The Director’s Dilemma – October 2019 Edition

October 07, 2019 Share this article:

Produced by Julie Garland-McLellan, Consultant at AltoPartners Australia and non-executive director and board consultant based in Sydney, Australia.

Contribution by Jana Martinova, owner and manager of Accord Group in the Czech and Slovak Republic

This edition of the newsletter was first published on The Director’s Dilemma website and the full newsletter is available for viewing here. To subscribe to future editions of the newsletter, click here

The Director’s Dilemma - October 2019

This month our dilemma is based upon the true case of a board that suddenly found the downside of their thrift and the speed with which enabling legislation had been drafted.

Paul chairs the board of a government agency that has four other directors. The enabling legislation allows a minimum of five and a maximum of nine directors. The government has expressed a desire not to ‘waste’ money on a large board. The quorum is half the directors plus one which must be rounded up if it is not a whole number. That is four people; half of five being two and a half, plus one to reach three and a half and rounded up to reach four.

The directors make every effort to be available and, over the past two years, quorum has not caused any problems.

It is financial year end. The accounts must be signed and recommended to the auditor. They must then be tabled in Parliament and incorporated into the Whole of Government financial accounts. One director has gone overseas and had arranged in advance for leave of absence because she will be trekking in a remote area with little to no internet or mobile phone access. Now the wife of the audit committee chair has called to say that her husband has suffered a stroke and is incapacitated. Paul’s only thoughts were to express sympathy and offer any support that he could give.

Now he is in a bind. He can’t contact his travelling director and the accounts must be signed off within the next three days or the company will receive an adverse audit finding for late submission of accounts. The government sector has very tight timeframes for finalising the annual accounts and it is always a struggle to get them done on time, however this is the first time that Paul hasn’t been able to get a quorum. Not signing off on these accounts could also jeopardise the financial reports for the entire government and will definitely not please the Minister or Treasurer.

What can Paul do?

Jana’s Answer

Paul should react on the immediate situation and, at the same time, propose changes in the boards working mode or governance to avoid such an incident in the future.

Doing so, he may convince the authorities he is reporting to that he is able to recognise, manage and anticipate the organization of the approval process and an adverse audit may become unnecessary.

Any superior authority in good faith will certainly take the situation into account.

Paul shall prepare the accounts to be admitted, contact any other member of the audit committee to ask who will approve the accounts in case of the absence or incapacity of their chair.

He shall submit the results to be recommended to the auditor and add the information about the lacking quorum and convince the audit committee to review the results and send them further with a remark on their formal insufficiency.

The report should also contain a deadline for adding the missing signature.

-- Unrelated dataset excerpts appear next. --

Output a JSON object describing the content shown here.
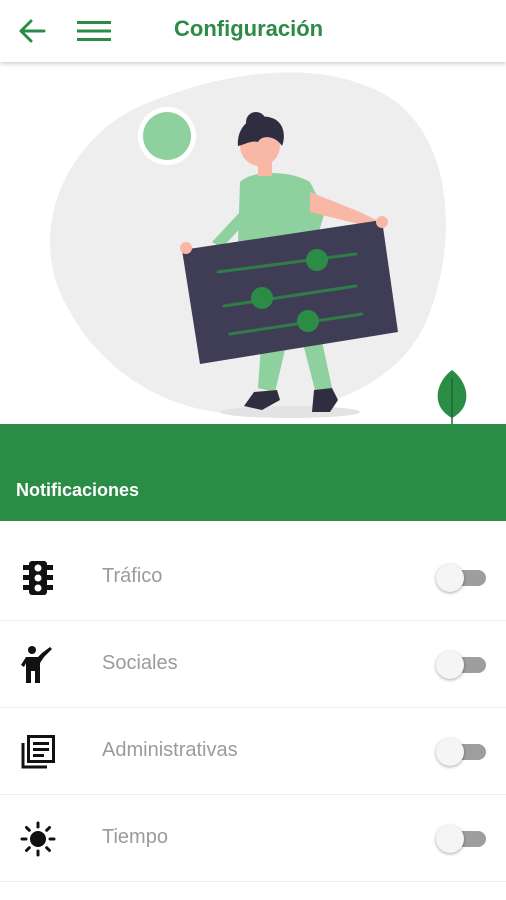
{
  "appbar": {
    "title": "Configuración",
    "back_icon": "arrow-left-icon",
    "menu_icon": "hamburger-menu-icon"
  },
  "hero": {
    "illustration": "woman-holding-settings-panel-illustration"
  },
  "section": {
    "title": "Notificaciones"
  },
  "notifications": [
    {
      "label": "Tráfico",
      "icon": "traffic-light-icon",
      "enabled": false
    },
    {
      "label": "Sociales",
      "icon": "person-waving-icon",
      "enabled": false
    },
    {
      "label": "Administrativas",
      "icon": "newspaper-icon",
      "enabled": false
    },
    {
      "label": "Tiempo",
      "icon": "sun-icon",
      "enabled": false
    }
  ],
  "colors": {
    "brand_green": "#2b8c45",
    "title_green": "#2e8b45",
    "illustration_green": "#8fd19e",
    "dark_panel": "#3f3d56"
  }
}
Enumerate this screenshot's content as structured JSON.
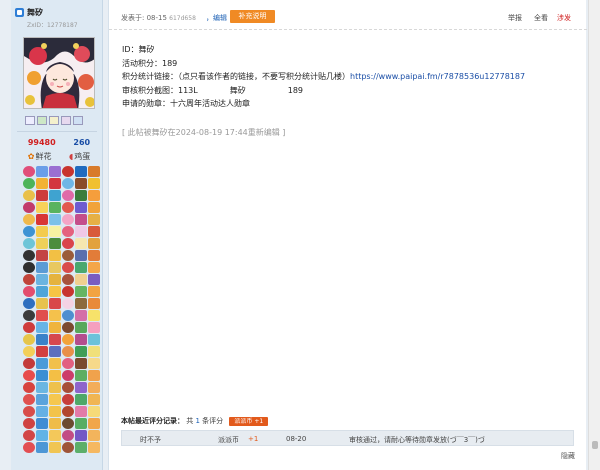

So, the formal mistakes should be recorded but should not hinder the process of forwarding the information to the higher instance.

As for the future, Paul may suggest the measures as to avoid such a situation to be approved by his board and by the Government: no travel before the submission of the closing, a change of the quorum (no Half-persons) or adding a director to the board.

Julie’s Answer

Plan A: Paul should try to establish contact with the director who is trekking and see if there is any time at which she can be available for a meeting to approve the accounts. He has a few days in which to arrange a brief meeting by whatever technology can be made to work if he can reach her and to get the papers to her. This is the simplest way forward.

Plan B: Concurrent with contacting his travelling colleague he should appoint an alternate director to replace the Audit Committee Chair. This is a simple process for a Corporations Act company regulated by ASIC. It is likely not contemplated in his enabling legislation so he should follow the ASIC process.

Paul should let the Minister’s office know the situation and his plans to manage it. Ministers like to know when bodies in their portfolio are potentially about to breach a requirement or embark on a course that is not contemplated in their enabling legislation. The Treasurer may also need to be informed.

Finding a director at such short notice is hard. Finding one who can get up to speed and be willing to responsibly sign the annual accounts in that time frame will be even harder. If there is an external audit committee member or a recent former director available, they would be good candidates. Failing that, a person who provides outsourced CFO services might be able to assist, or the government might be able to suggest someone from its register of persons willing to serve on audit committees.

When the crisis has passed, Paul should sit with his Minister and discuss the need for a change in the legislation and/or a larger board to ensure that this does not happen again.